Greffier lors des débats : Madame Céline LITTERI.
Les parties ont été avisées que le prononcé de la décision aurait lieu par mise à disposition au greffe le 11 Mars 2025.
ARRÊT
Contradictoire,
Prononcé par mise à disposition au greffe le 11 Mars 2025,
Signé par Madame Elisabeth TOULOUSE, Présidente de chambre et Madame Céline LITTERI, greffier auquel la minute de la décision a été remise par le magistrat signataire.
***
EXPOSE DU LITIGE
M. [G] [H], propriétaire d’un véhicule Renault Safrane, a subi une panne et son véhicule a été remorqué et déposé au garage appartenant à la société Trets Automobile.
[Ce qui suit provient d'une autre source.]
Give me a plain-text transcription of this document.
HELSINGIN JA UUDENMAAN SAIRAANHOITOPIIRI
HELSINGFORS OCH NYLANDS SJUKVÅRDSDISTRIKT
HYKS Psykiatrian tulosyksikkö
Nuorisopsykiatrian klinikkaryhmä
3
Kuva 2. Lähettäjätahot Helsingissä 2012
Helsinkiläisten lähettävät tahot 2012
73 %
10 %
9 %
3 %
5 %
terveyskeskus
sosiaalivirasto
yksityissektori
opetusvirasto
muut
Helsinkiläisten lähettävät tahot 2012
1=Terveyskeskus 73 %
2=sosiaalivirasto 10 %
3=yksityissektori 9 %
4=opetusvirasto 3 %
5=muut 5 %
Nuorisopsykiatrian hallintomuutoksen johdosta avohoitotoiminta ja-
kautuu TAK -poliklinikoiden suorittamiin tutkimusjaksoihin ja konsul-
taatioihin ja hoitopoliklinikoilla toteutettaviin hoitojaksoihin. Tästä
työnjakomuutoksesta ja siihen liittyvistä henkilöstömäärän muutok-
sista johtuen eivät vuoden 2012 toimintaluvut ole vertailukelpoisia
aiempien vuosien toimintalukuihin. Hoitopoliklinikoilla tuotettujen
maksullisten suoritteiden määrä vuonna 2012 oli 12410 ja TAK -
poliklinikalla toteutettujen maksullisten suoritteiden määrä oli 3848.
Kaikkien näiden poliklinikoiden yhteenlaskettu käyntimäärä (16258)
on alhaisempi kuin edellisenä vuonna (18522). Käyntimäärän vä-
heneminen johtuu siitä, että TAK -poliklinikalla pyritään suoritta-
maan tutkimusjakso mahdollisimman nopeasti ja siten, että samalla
Un ordre de réparation a été signé le 13 octobre 2016 et par ailleurs, deux réunions d’expertise amiable se sont déroulées dans les locaux du garagiste.
La société Trets Automobile a émis une facture incluant le remorquage du véhicule, la tenue des réunions dans ses ateliers, ainsi que des frais de gardiennage contestée par M. [H].
Faute de règlement de celle-ci, la société, par acte du 4 janvier 2022, l’a assigné devant le tribunal judiciaire d’Aix en Provence en paiement de ces sommes.
Par conclusions d’incident notifiées le 8 février 2023, M. [G] [H] a saisi le juge de la mise en état d’une demande de fixation en audience d’incident, soulevant l’incompétence territoriale de la juridiction aixoise au profit du tribunal judiciaire de Grasse, et subsidiairement, la prescription de l’action de la Sarl Trets Automobile.
Par ordonnance du 26 juin 2023, le juge de la mise en état a rejeté la demande de M. [G] [H] tendant à déclarer incompétent territorialement le tribunal judiciaire d’Aix en Provence, a déclaré prescrite la demande formée par la Sarl Trets Automobile en paiement de frais de gardiennage antérieurs au 4 janvier 2017 et a déclaré non prescrites les autres demandes formées par la société à l’encontre de M. [G] [H].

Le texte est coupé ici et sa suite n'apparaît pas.